IDC Energy Industry Insights Community –
For almost 100 years, the lightbulb was simply a lighting device: when a current passed through it, photons came out. Over the last few decades, that has changed. The electronic ballast in a modern fluorescent fixture has almost as many power electronics in it as your cell phone. And, with the emergence of L.E.D.'s, the lightbulb will make the leap to full-fledged I.T. appliance, capable of intelligent automated control and energy management. That transformation is a microcosm of changes in all machines that we use to live our lives: cars are more CPU than engines; HVAC systems have more computing power than an old-fashioned IBM mainframe; and your television set has morphed into another access point for the Internet.
When we began the task of researching the emerging field of Smart Building Systems, I expected that we would be covering I.T. systems that turn dumb building systems smart. There is certainly an element of that: most of these technologies require a server (usually operating from the cloud) and advanced software for data retention, transmittance and analysis.
What surprised me is the increasing intelligence of the "things" in the building. An HVAC system is filled with actuators, each with its own chip, just waiting to be used to advance the energy efficiency of the device. The newest sensors combine photo-diodes, motion awareness and even CO2 meters to observe the environment around them. And then there's the lightbulb. When Thomas Edison invented it, the device was a mere tungsten filament that glowed. Today, there's a company called Redwood Systems that is building a complete lighting network based on L.E.D.'s that sips so little energy that a 2500 square foot room full of them can be powered by an Ethernet cable. And the system can be loaded with dozens of sensors that feed data back to the controller about exactly what is happening inside that room. Lighting can be dimmed in response to high real-time energy prices or in response to a weather forecast of a sunny day. The system is expensive today, but its price should drop dramatically in the next 24 months as L.E.D. production costs fall. Even at today's costs, some companies can install the system and pay it off with energy savings in just three to four years.
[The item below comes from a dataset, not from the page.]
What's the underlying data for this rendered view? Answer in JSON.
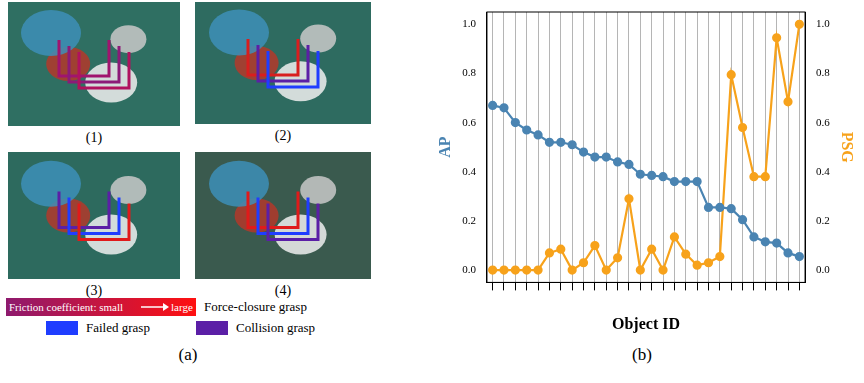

Lighting is just one element of this new intelligence in buildings. Every other system, from the heating to the elevators to the plumbing, is turning from a set of machines controlled by a computer into a computer with machines built into it. As Sun Microsystems once revolutionized the computer industry by pronouncing "The network is the computer", we are quietly entering an age of computerized building systems. It's not about plopping computers into buildings. The building, it turns out, is the computer.